Minor league pitchers Isaac Mattson, Zack Peek and Kyle Brnovich came with Bradish, the only ranked prospect by MLB Pipeline at No. 21, and they are no longer in the organization. Brnovich was released earlier this summer. The Brewers selected Peek in the Triple-A phase of the 2024 Rule 5 draft. Mattson was released in July 2022, pitched in the independent Atlantic League in 2023, signed with the Twins and has a 1.95 ERA this summer in 34 appearances with the Pirates.

“I was just rehabbing in Triple-A with Brno before he got released,” Bradish said. “I still talk to Peek and Mattson every so often. We keep in touch.”

Elias said one of the “driving factors” behind wanting Bradish was the starter’s pitch mix that would expand later.

“He didn’t have the two-seamer yet, but there was the four-seamer, the nasty curveball, the nasty slider,” Elias said. “The changeup had a lot of work to do. I think Holt in particular liked how he had weapons for both bat sides. The breaking balls were plus pitches back in A ball. And I think his command got better in our system. His changeup got a little better, and he added that two-seamer, which was a game changer.

“But from the minute we got him, first phone call once we traded for him, we could just tell this guy’s got a winning attitude and a work ethic and an understanding of who he is and what he needs to do to get better.”

Bradish said he was in shock initially but felt differently after talking it over with his fiancée.

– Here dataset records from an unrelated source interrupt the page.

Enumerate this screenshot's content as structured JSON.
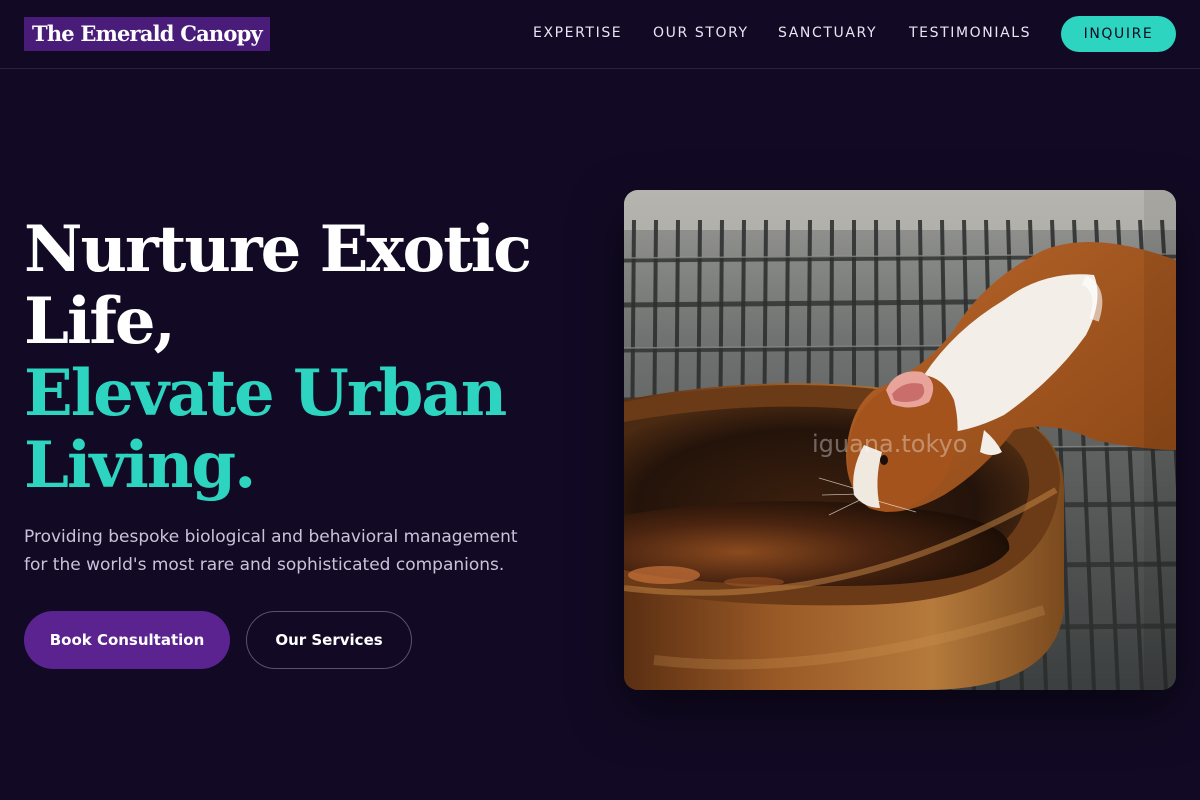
{
  "brand": {
    "name": "The Emerald Canopy"
  },
  "nav": {
    "links": [
      {
        "label": "EXPERTISE"
      },
      {
        "label": "OUR STORY"
      },
      {
        "label": "SANCTUARY"
      },
      {
        "label": "TESTIMONIALS"
      }
    ],
    "cta_label": "INQUIRE"
  },
  "hero": {
    "title_line1": "Nurture Exotic",
    "title_line2": "Life,",
    "title_line3": "Elevate Urban",
    "title_line4": "Living.",
    "subtitle": "Providing bespoke biological and behavioral management for the world's most rare and sophisticated companions.",
    "primary_button": "Book Consultation",
    "secondary_button": "Our Services",
    "image_watermark": "iguana.tokyo"
  },
  "colors": {
    "background": "#120a24",
    "accent": "#2dd4bf",
    "brand_purple": "#5b2390",
    "logo_bg": "#4a1c7a"
  }
}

“You know it happens but you don’t think it’s gonna happen to you, and then once we sat down and actually processed everything, we thought that it was a really good opportunity to come in here and kind of be a guy for the O’s,” Bradish said.

“I know a lot of people think like, the team that’s trading you away, they didn’t want you. I took it as that the Orioles wanted me, so I thought it was a good opportunity to go in, have a fresh start and come into a good situation here.”

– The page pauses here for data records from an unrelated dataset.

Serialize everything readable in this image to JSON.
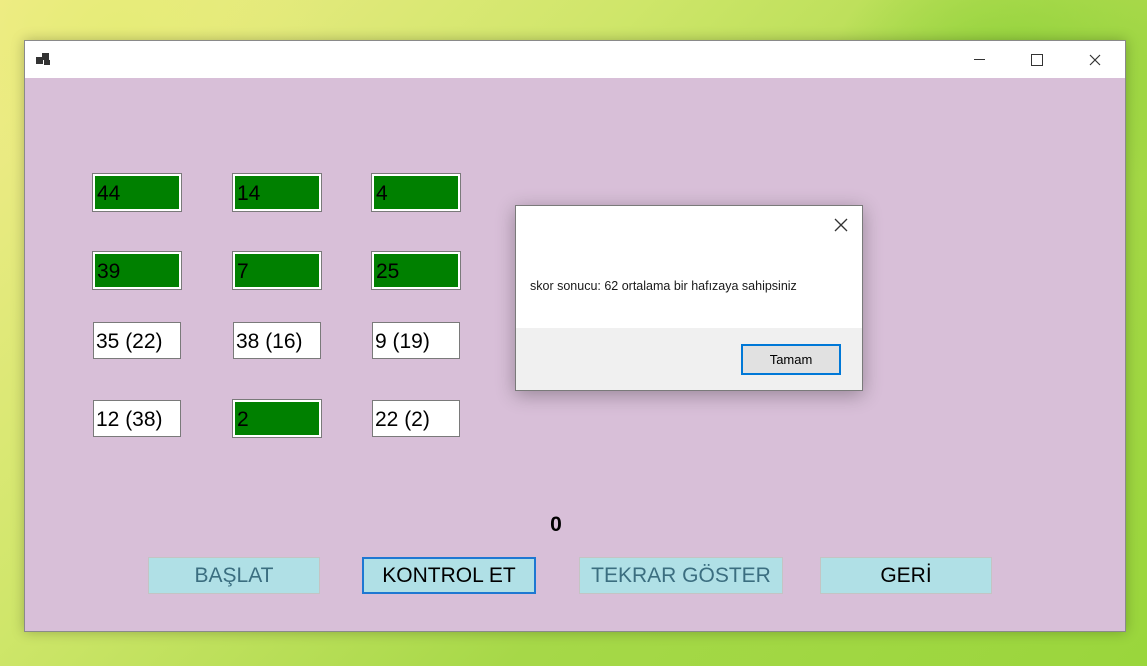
{
  "window": {
    "controls": {
      "minimize_icon": "minimize-icon",
      "maximize_icon": "maximize-icon",
      "close_icon": "close-icon"
    }
  },
  "grid": {
    "cells": [
      {
        "text": "44",
        "state": "correct"
      },
      {
        "text": "14",
        "state": "correct"
      },
      {
        "text": "4",
        "state": "correct"
      },
      {
        "text": "39",
        "state": "correct"
      },
      {
        "text": "7",
        "state": "correct"
      },
      {
        "text": "25",
        "state": "correct"
      },
      {
        "text": "35 (22)",
        "state": "wrong"
      },
      {
        "text": "38 (16)",
        "state": "wrong"
      },
      {
        "text": "9 (19)",
        "state": "wrong"
      },
      {
        "text": "12 (38)",
        "state": "wrong"
      },
      {
        "text": "2",
        "state": "correct"
      },
      {
        "text": "22 (2)",
        "state": "wrong"
      }
    ]
  },
  "score": "0",
  "buttons": {
    "start": "BAŞLAT",
    "check": "KONTROL ET",
    "replay": "TEKRAR GÖSTER",
    "back": "GERİ"
  },
  "dialog": {
    "message": "skor sonucu: 62 ortalama bir hafızaya sahipsiniz",
    "ok_label": "Tamam",
    "close_symbol": "✕"
  },
  "colors": {
    "form_background": "#d8bfd8",
    "correct_cell": "#008000",
    "button_background": "#b0e0e6",
    "focus_border": "#0078d7"
  }
}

Hitting big on one out of four pitchers counts as a win for the Orioles. They’ll never regret their decision or question the process.

“I can’t say we were shocked. I think it would have been a bonus if any of those guys had made any kind of impact. The trade was really about Bradish,” Elias said.

“Usually when you do a trade, even if you get a headliner that you like, especially for a pitcher -Bundy had, what, two years of control left or something - you’re usually able to get a little bit of a package. But we usually try to make it about the headliner.”

Bradish is the featured performer again tonight as the Orioles open their three-game series against the Padres. He won't attract the same ovations away from home. Similar results will suffice. 

“I thought he looked spectacular,” Elias said. “Obviously, it’s not like he’s got to do that every time. I imagine there are going to be speed bumps, so I don’t want to set expectations that he’s got to punch out 11 guys every time the rest of 2025.

“I wish we had won the game, but it was a super happy moment for everybody. We’ve had so many injuries and some rehabs that have not come to fruition. Just to get him back looking exactly like himself was great. And the pitching coaches had the utmost confidence that he was gonna pitch really well in that game, just knowing him. So they were right.”